Let me show that graphically. I calculated the correlation coefficient between slugging percentage and scoring (i.e., runs per game), minus the correlation coefficient between on-base percentage and scoring. A positive number means that slugging percentage did a better job of explaining scoring, and a negative number means that on-base percentage did better. I looked at three-year periods (to smooth out the data) from 1913 to 2015, so on the graph below, the label 1915 represents the years 1913-1915.
A few observations:
· The Deadball years were extreme outliers. There were dilution-of-talent issues in 1914 and 1915, when the Federal League operated. World War I thinned rosters and shortened the season in 1918 and 1919. And nobody hit home runs back then. The Giants led the majors with 39 home runs in 1917. Three Blue Jays matched or beat that number last year.
· Since World War II, slugging percentage has been, pretty clearly, the more important driver of offense. Beginning with 1946-1948, there have been 68 three-year spans, and in only 19 of them (28 percent) did on-base percentage do a better job of explaining run scoring than slugging percentage.
· The one notable exception: the years 1995-1997 through 2000-2002, during which on-base percentage ruled. Ol’ Billy Beane, he knew what he was doing.
Why is this? The graph isn’t random; there are somewhat distinct periods during which either on-base percentage or slugging percentage is better correlated to scoring. What’s going on in those periods?
To try to answer that question, I ran another set of correlations, comparing the slugging percentage minus on-base percentage correlations to various per-game measures: runs, hits, home runs, doubles, triples, etc. Nothing really correlates all that well. I tossed out the five clear outliers on the left side of the graph (1913-15, 1914-16, 1915-17, 1916-18, 1917-19), and the best correlations I got were still less than 0.40. Here’s runs per game, with a correlation coefficient of -0.35. The negative correlation means that the more runs scored per game, the more on-base percentage, rather than slugging percentage, correlates to scoring.

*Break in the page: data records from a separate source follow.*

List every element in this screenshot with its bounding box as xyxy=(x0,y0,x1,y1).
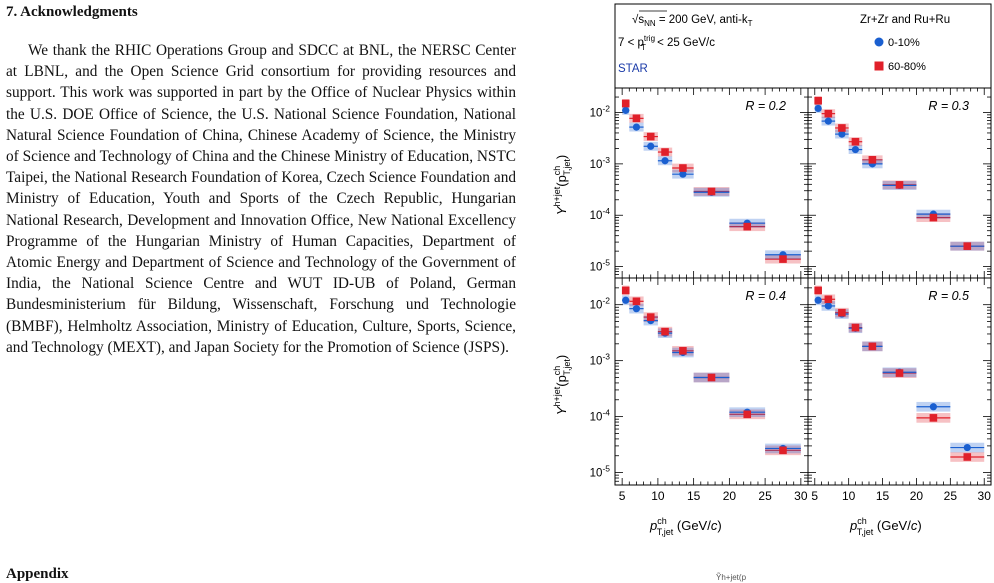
data-point-peripheral xyxy=(779,255,787,263)
data-point-peripheral xyxy=(621,99,630,108)
panel-r-label: R = 0.2 xyxy=(745,99,786,113)
y-tick-label: 10-5 xyxy=(590,464,611,480)
data-point-peripheral xyxy=(646,132,655,141)
x-tick-label: 15 xyxy=(876,489,890,503)
section-heading: 7. Acknowledgments xyxy=(6,4,138,20)
data-point-peripheral xyxy=(963,242,972,250)
data-point-peripheral xyxy=(895,181,904,189)
legend-marker-peripheral xyxy=(874,61,884,71)
data-point-peripheral xyxy=(851,323,860,332)
y-tick-label: 10-4 xyxy=(590,408,611,424)
x-tick-label: 30 xyxy=(794,489,808,503)
appendix-heading: Appendix xyxy=(6,566,69,582)
data-point-peripheral xyxy=(661,148,669,156)
data-point-central xyxy=(622,296,630,304)
data-point-central xyxy=(963,443,971,452)
data-point-peripheral xyxy=(632,114,641,123)
x-tick-label: 20 xyxy=(910,489,924,503)
data-point-peripheral xyxy=(679,164,687,172)
header-experiment: STAR xyxy=(618,63,648,75)
x-tick-label: 5 xyxy=(619,489,626,503)
x-axis-title-right: pch T,jet (GeV/c) xyxy=(849,516,922,537)
data-point-peripheral xyxy=(851,137,860,146)
data-point-central xyxy=(622,106,630,114)
data-point-central xyxy=(632,305,641,313)
data-point-peripheral xyxy=(868,342,877,351)
data-point-peripheral xyxy=(621,286,630,295)
data-point-central xyxy=(814,296,822,304)
x-tick-label: 5 xyxy=(811,489,818,503)
x-tick-label: 10 xyxy=(651,489,665,503)
legend-label-central: 0-10% xyxy=(888,37,920,49)
y-tick-label: 10-2 xyxy=(590,104,611,120)
x-tick-label: 25 xyxy=(944,489,958,503)
y-axis-title-bottom: Yh+jet(pchT,jet) xyxy=(552,355,572,415)
figure-four-panel-chart: √sNN = 200 GeV, anti-kT 7 < ptrig T < 25 … xyxy=(552,3,992,537)
y-tick-label: 10-5 xyxy=(590,258,611,274)
header-trigger-line: 7 < ptrig T < 25 GeV/c xyxy=(618,34,715,52)
y-tick-label: 10-3 xyxy=(590,155,611,171)
data-point-peripheral xyxy=(779,446,787,455)
panel-frame-4 xyxy=(807,277,992,486)
data-point-peripheral xyxy=(838,308,846,317)
data-point-central xyxy=(647,142,655,150)
x-tick-label: 15 xyxy=(687,489,701,503)
data-point-peripheral xyxy=(824,109,833,118)
data-point-peripheral xyxy=(646,313,655,321)
data-point-peripheral xyxy=(743,410,752,419)
data-point-central xyxy=(929,403,937,411)
panel-r-label: R = 0.5 xyxy=(928,289,969,303)
panel-frame-1 xyxy=(614,87,809,279)
data-point-central xyxy=(838,130,846,138)
panel-r-label: R = 0.4 xyxy=(745,289,786,303)
data-point-central xyxy=(661,157,669,165)
y-tick-label: 10-3 xyxy=(590,352,611,368)
data-point-peripheral xyxy=(814,96,822,105)
data-point-peripheral xyxy=(679,347,687,355)
data-point-peripheral xyxy=(963,453,972,461)
x-tick-label: 20 xyxy=(723,489,737,503)
data-point-central xyxy=(824,117,832,125)
y-tick-label: 10-2 xyxy=(590,296,611,312)
x-tick-label: 30 xyxy=(978,489,992,503)
x-axis-title-left: pch T,jet (GeV/c) xyxy=(649,516,722,537)
header-system: Zr+Zr and Ru+Ru xyxy=(860,14,950,26)
panels-group: 10-5 10-4 10-3 10-2 R = 0.2 R = 0.3 5 10 15 20 25 3… xyxy=(590,87,992,503)
data-point-central xyxy=(632,123,641,131)
data-point-peripheral xyxy=(929,213,938,222)
y-tick-label: 10-4 xyxy=(590,206,611,222)
data-point-central xyxy=(824,302,832,310)
data-point-peripheral xyxy=(929,414,938,422)
data-point-peripheral xyxy=(868,156,877,164)
data-point-central xyxy=(814,104,822,113)
next-page-fragment: Ỹh+jet(p xyxy=(716,573,747,582)
data-point-peripheral xyxy=(707,187,716,196)
data-point-peripheral xyxy=(661,327,669,336)
data-point-central xyxy=(679,170,687,178)
header-energy-line: √sNN = 200 GeV, anti-kT xyxy=(632,13,753,28)
legend-label-peripheral: 60-80% xyxy=(888,61,926,73)
data-point-central xyxy=(851,145,860,154)
figure-header-box xyxy=(614,3,992,89)
data-point-peripheral xyxy=(707,373,716,382)
legend-marker-central xyxy=(874,37,884,47)
data-point-peripheral xyxy=(632,297,641,306)
x-tick-label: 25 xyxy=(758,489,772,503)
data-point-peripheral xyxy=(895,369,904,377)
data-point-peripheral xyxy=(814,286,822,295)
data-point-peripheral xyxy=(743,222,752,231)
acknowledgments-paragraph: We thank the RHIC Operations Group and S… xyxy=(6,42,516,356)
y-axis-title-top: Yh+jet(pchT,jet) xyxy=(552,155,572,215)
data-point-peripheral xyxy=(838,124,846,132)
panel-r-label: R = 0.3 xyxy=(928,99,969,113)
x-tick-label: 10 xyxy=(842,489,856,503)
data-point-peripheral xyxy=(824,295,833,304)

That makes sense, I suppose. When there are a lot runs being scored—the 1930s, the Steroid Era—all you need to do is get guys on base, because the batters behind them stand a good chance of driving them in. When runs are harder to come by—Deadball II, or the current game—it’s harder to bring around a runner to score without the longball. Again, this isn’t a really strong relationship, but you can kind of see it.
So respondents to the StroPoll: Good job realizing that batting average isn’t the most important single offensive statistic! You’ve moved beyond 20th Century thinking. Now it’s time to move beyond turn-of-the-millennium as well. On-base percentage is a really useful statistic. But if you want to predict run scoring, look at slugging percentage first.